The above statement in the article is secondarily-sourced to POZ, but that article itself, while repeating the quote, gives no earlier source nor date for it, and no source or date is available through Google that I can find. Having read R-B's book, I find it difficult to believe that the quote's full context -- if a full context even exists -- would support what the out-of-context quote implies: that R-B is no longer a dissident. I did a search of R-B's book (through Google books) for the phrase "denial" and came up with one usage, on page 313, regarding Magic Johnson's "implied denial" that he never engaged in homosexual activity or used intravenous drugs. Searches for "denialist[s]" and "dissident[s]" come up zero and those two words do not appear in the book's index.

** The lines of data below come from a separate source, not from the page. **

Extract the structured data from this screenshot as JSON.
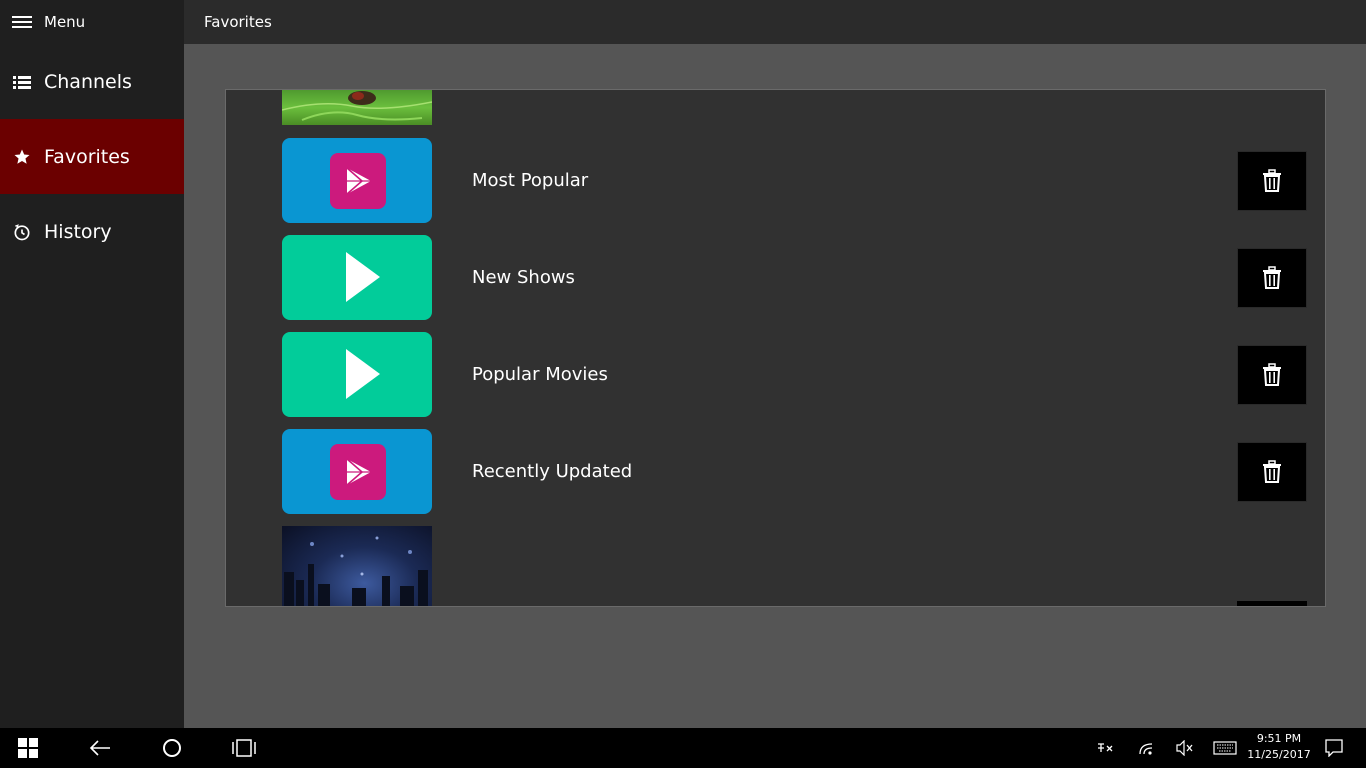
{
  "sidebar": {
    "menu_label": "Menu",
    "items": [
      {
        "label": "Channels",
        "icon": "list-icon"
      },
      {
        "label": "Favorites",
        "icon": "star-icon"
      },
      {
        "label": "History",
        "icon": "history-icon"
      }
    ],
    "active_color": "#6b0000"
  },
  "header": {
    "title": "Favorites"
  },
  "favorites": {
    "rows": [
      {
        "label": "Most Popular",
        "thumb": "blue-play-app"
      },
      {
        "label": "New Shows",
        "thumb": "green-play"
      },
      {
        "label": "Popular Movies",
        "thumb": "green-play"
      },
      {
        "label": "Recently Updated",
        "thumb": "blue-play-app"
      }
    ]
  },
  "taskbar": {
    "time": "9:51 PM",
    "date": "11/25/2017"
  },
  "colors": {
    "thumb_blue": "#0a96d2",
    "thumb_green": "#02cc9a",
    "play_app_pink": "#cc1a7d"
  }
}
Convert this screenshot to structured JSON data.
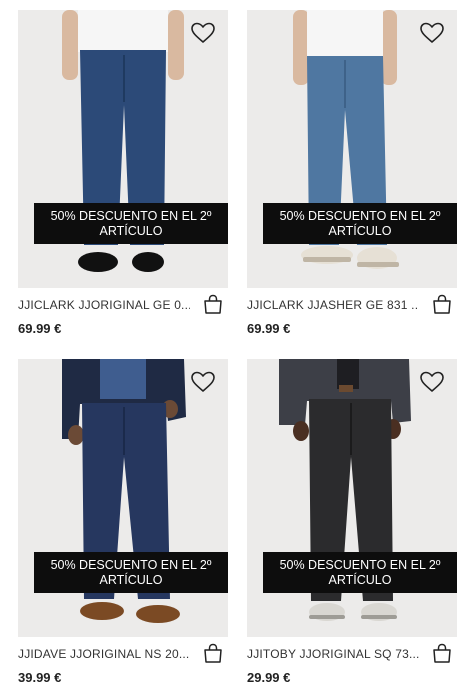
{
  "promo": {
    "line1": "50% DESCUENTO EN EL 2º",
    "line2": "ARTÍCULO"
  },
  "products": [
    {
      "name": "JJICLARK JJORIGINAL GE 0...",
      "price": "69.99 €",
      "denim_color": "#2c4a78",
      "shirt_color": "#f4f4f4",
      "shoe": "black-boots"
    },
    {
      "name": "JJICLARK JJASHER GE 831 ...",
      "price": "69.99 €",
      "denim_color": "#4f77a1",
      "shirt_color": "#f4f4f4",
      "shoe": "sneakers"
    },
    {
      "name": "JJIDAVE JJORIGINAL NS 20...",
      "price": "39.99 €",
      "denim_color": "#26375f",
      "shirt_color": "#2f3f63",
      "shoe": "brown-boots"
    },
    {
      "name": "JJITOBY JJORIGINAL SQ 73...",
      "price": "29.99 €",
      "denim_color": "#2b2b2d",
      "shirt_color": "#3b3d44",
      "shoe": "sneakers"
    }
  ],
  "icons": {
    "wishlist": "heart-outline-icon",
    "add_to_bag": "shopping-bag-icon"
  },
  "colors": {
    "promo_background": "#0d0d0d",
    "promo_text": "#ffffff",
    "photo_background": "#ededec"
  }
}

R-B is himself surely a "denialist", if by that term we mean someone who denies that HIV is the sole sufficient and necessary cause of AIDS. That happens to be the entire point of his book, so I'm puzzled (to be polite about it) by KeepCalmandCarryOn's comment [above] that "There are articles (e.g. Michael Fumento) and internet claims that [Root-Bernstein] finds HIV is 'neither necessary nor sufficient' for AIDS, but I don't get that from his own writings." I suggest that KCCO give the book another look, for that was indeed R-B's position and I am unaware that he has publicly retracted or changed it since. In short, the quote given in the article, if not a literary urban legend, is shorn of its context and R-B did not mean to imply or express a change of view on his part. If the quote were true, it would have made headline news in the world of HIV/AIDS and the fact that R-B has not contested it merely signals his determination to put the entire HIV/AIDS catastrophe behind him. I think that determination will prove unfortunate for his own future reputation, but his book -- which contains plenty of referenced studies -- is fortunately still being sold on Amazon.